We construct 4-digit numbers, which are chosen from any of the following seven digits: 0, 1, 3, 5, 7, 8, 9. So basically, we construct 4-digit numbers, which are chosen from any of the following seven digits: 0, 1, 3, 5, 7, 8, 9.

What is the probability of a number having no digit ‘7’ and containing two or more identical digits?

4 digit numbers that starts with 0s count too, like 0177
For the moment I have the number of 4 digits numbers that uses these 7 digits : $7^4 = 2401$.
Then I have the number of 4 digits numbers with at least 2 identical numbers which is : $2401 - 840 = 1561$
the 840 comes from the $P(n,r) = \frac{n!}{(n-r)!}$
Then I have the number of 4 digit numbers without the digit 7 which is $6^4 = 1296$
But then I don't really know where to start to find the probability they ask.

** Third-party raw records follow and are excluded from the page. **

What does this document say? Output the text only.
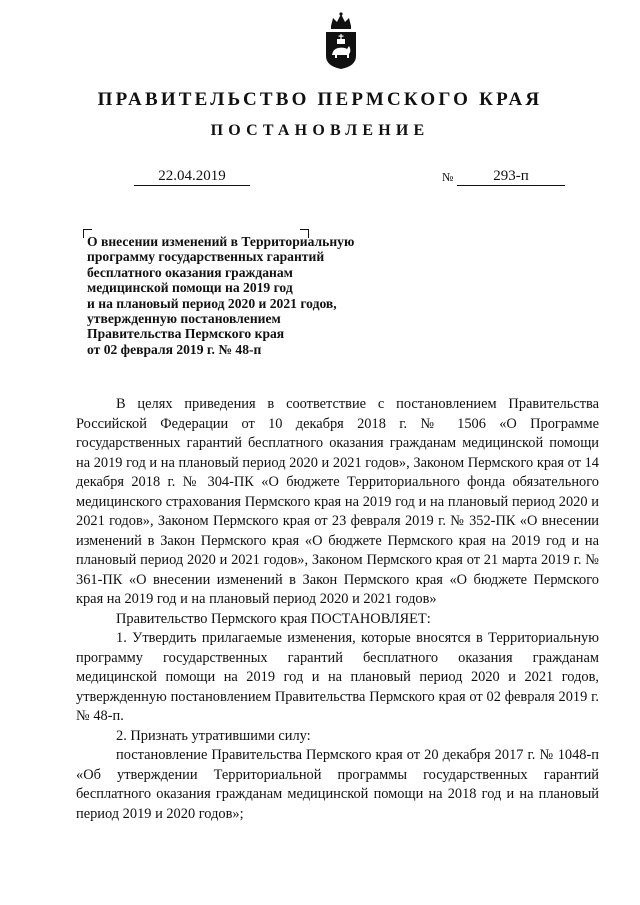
ПРАВИТЕЛЬСТВО ПЕРМСКОГО КРАЯ
ПОСТАНОВЛЕНИЕ
22.04.2019	№	293-п
О внесении изменений в Территориальную
программу государственных гарантий
бесплатного оказания гражданам
медицинской помощи на 2019 год
и на плановый период 2020 и 2021 годов,
утвержденную постановлением
Правительства Пермского края
от 02 февраля 2019 г. № 48-п

В целях приведения в соответствие с постановлением Правительства Российской Федерации от 10 декабря 2018 г. № 1506 «О Программе государственных гарантий бесплатного оказания гражданам медицинской помощи на 2019 год и на плановый период 2020 и 2021 годов», Законом Пермского края от 14 декабря 2018 г. № 304-ПК «О бюджете Территориального фонда обязательного медицинского страхования Пермского края на 2019 год и на плановый период 2020 и 2021 годов», Законом Пермского края от 23 февраля 2019 г. № 352-ПК «О внесении изменений в Закон Пермского края «О бюджете Пермского края на 2019 год и на плановый период 2020 и 2021 годов», Законом Пермского края от 21 марта 2019 г. № 361-ПК «О внесении изменений в Закон Пермского края «О бюджете Пермского края на 2019 год и на плановый период 2020 и 2021 годов»

Правительство Пермского края ПОСТАНОВЛЯЕТ:

1. Утвердить прилагаемые изменения, которые вносятся в Территориальную программу государственных гарантий бесплатного оказания гражданам медицинской помощи на 2019 год и на плановый период 2020 и 2021 годов, утвержденную постановлением Правительства Пермского края от 02 февраля 2019 г. № 48-п.

2. Признать утратившими силу:

постановление Правительства Пермского края от 20 декабря 2017 г. № 1048-п «Об утверждении Территориальной программы государственных гарантий бесплатного оказания гражданам медицинской помощи на 2018 год и на плановый период 2019 и 2020 годов»;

 A: Using the rule of product, for each of three cases; the first case is that the first repeat digit occurs in the second placement, the second case is that the first repeat digit occurs in the third placement, and the third case is that the first repeat digit occurs in the fourth placement, the desired probability is:
$$ \frac{6 \times 1 \times 6 \times 6\ +\ 6 \times 5 \times 2 \times 6\ +\ 6 \times 5 \times 4 \times 3}{7^4}. $$
A: Alternative approach:
$$\frac{6^4 - \left[\binom{6}{4} \times 4!\right]}{7^4}. \tag1 $$
In (1) above, the denominator represents the total number of ways of forming any $(4)$ digit number, sampling with replacement, where order of selection is deemed relevant.
In (1) above, the first term in the numerator represents the corresponding number of ways of forming any $(4)$ digit number, when the digit $(7)$ is excluded.
In (1) above, the second term in the numerator represents that you must deduct those $(4)$ digit numbers, where $(7)$ is excluded, and $(4)$ distinct digits are selected.
A: First look at the options without any 7. There are 1296 of these. There are 15 possible combinations of 4 distinct digits, each of which has 24 arrangements. Therefore, the number of possible combinations is 1296 - (15)(24), which is 936. Therefore, the answer is $936/2401$.